I've also used Shiny to construct fairly complicated web apps, with dashboards (using shinydashboard). It's very good, up to a point.
I keep banging my head against issues around persistent data storage and app customisation at a user level. Unless one pays for Shiny Server Pro, the free Shiny Server doesn't support user authentication. Hosting on shinyapps.io doesn't really support persistent user data, unless it's offloaded elsewhere such as Dropbox or a remote SQL database, which brings into play a bunch of security questions.

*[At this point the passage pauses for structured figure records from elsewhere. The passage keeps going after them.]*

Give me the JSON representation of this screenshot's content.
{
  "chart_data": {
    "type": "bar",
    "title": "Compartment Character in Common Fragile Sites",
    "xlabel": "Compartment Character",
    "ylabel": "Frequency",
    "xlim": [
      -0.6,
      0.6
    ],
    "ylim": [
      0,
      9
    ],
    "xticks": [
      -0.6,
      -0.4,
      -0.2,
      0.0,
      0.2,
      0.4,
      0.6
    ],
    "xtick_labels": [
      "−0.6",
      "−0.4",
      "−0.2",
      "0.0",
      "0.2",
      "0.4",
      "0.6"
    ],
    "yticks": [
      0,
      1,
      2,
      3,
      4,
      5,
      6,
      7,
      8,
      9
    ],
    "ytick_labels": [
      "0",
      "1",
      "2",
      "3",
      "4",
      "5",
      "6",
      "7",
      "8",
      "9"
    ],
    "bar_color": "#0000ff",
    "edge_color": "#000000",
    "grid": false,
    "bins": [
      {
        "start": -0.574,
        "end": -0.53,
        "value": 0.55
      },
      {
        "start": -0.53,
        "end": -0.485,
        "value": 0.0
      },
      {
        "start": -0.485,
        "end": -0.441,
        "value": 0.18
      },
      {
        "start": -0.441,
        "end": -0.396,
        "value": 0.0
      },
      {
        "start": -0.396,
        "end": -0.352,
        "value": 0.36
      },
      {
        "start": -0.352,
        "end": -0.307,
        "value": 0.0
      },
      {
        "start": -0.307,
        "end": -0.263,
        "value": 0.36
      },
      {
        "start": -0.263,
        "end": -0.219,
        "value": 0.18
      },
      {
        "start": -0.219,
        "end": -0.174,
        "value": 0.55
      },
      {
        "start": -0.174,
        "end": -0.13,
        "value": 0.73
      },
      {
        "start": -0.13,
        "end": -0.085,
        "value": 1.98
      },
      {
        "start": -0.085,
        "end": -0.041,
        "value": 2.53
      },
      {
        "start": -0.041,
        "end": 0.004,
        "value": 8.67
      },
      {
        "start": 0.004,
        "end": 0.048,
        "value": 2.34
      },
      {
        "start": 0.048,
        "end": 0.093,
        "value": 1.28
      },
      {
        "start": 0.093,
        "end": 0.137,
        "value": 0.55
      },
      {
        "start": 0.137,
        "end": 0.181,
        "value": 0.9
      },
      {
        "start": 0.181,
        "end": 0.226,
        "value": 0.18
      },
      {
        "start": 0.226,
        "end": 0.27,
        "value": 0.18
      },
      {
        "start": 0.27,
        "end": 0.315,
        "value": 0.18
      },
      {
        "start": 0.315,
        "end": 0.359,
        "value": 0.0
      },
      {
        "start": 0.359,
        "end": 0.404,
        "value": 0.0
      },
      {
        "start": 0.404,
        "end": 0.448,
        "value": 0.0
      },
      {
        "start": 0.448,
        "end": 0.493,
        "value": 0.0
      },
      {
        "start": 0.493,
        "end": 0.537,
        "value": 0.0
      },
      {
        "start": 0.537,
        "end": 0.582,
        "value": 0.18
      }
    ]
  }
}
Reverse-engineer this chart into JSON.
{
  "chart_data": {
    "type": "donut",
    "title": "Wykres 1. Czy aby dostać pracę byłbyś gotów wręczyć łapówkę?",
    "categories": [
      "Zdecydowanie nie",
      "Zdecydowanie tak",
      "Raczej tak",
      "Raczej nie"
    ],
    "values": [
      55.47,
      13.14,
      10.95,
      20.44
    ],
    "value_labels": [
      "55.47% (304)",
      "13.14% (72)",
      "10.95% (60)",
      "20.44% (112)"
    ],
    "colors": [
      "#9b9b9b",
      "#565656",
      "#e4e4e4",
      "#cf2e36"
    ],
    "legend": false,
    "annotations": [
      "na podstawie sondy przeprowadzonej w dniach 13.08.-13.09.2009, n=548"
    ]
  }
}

Shiny is good, but not quite yet outstanding.
I was really interested in an article I read recently about using jQuery.ui widgets and R to build interactive web app.[1] I'm keen to explore this as a potential way forward.
That's interesting to know. The reason shinydashboard or something else a nice is because the data scientist can work on his own. Expecting him to learn js would be a dead end.
I am willing to bet that he would rather use R api and excel to build a dashboard, rather than anything else.
If you just want a personal or internal dashboard, then Shiny is a good solution, but you will need to deal with setting up and managing Shiny Server. If you don't care about the world viewing the dashboard, or can afford a small fee each month, then shinyapps.io is a decent solution.
I just wanted to point out that there are limitations with this route, when the apps start to become more complex, with multiple users, various access permissions and personalisation requirements.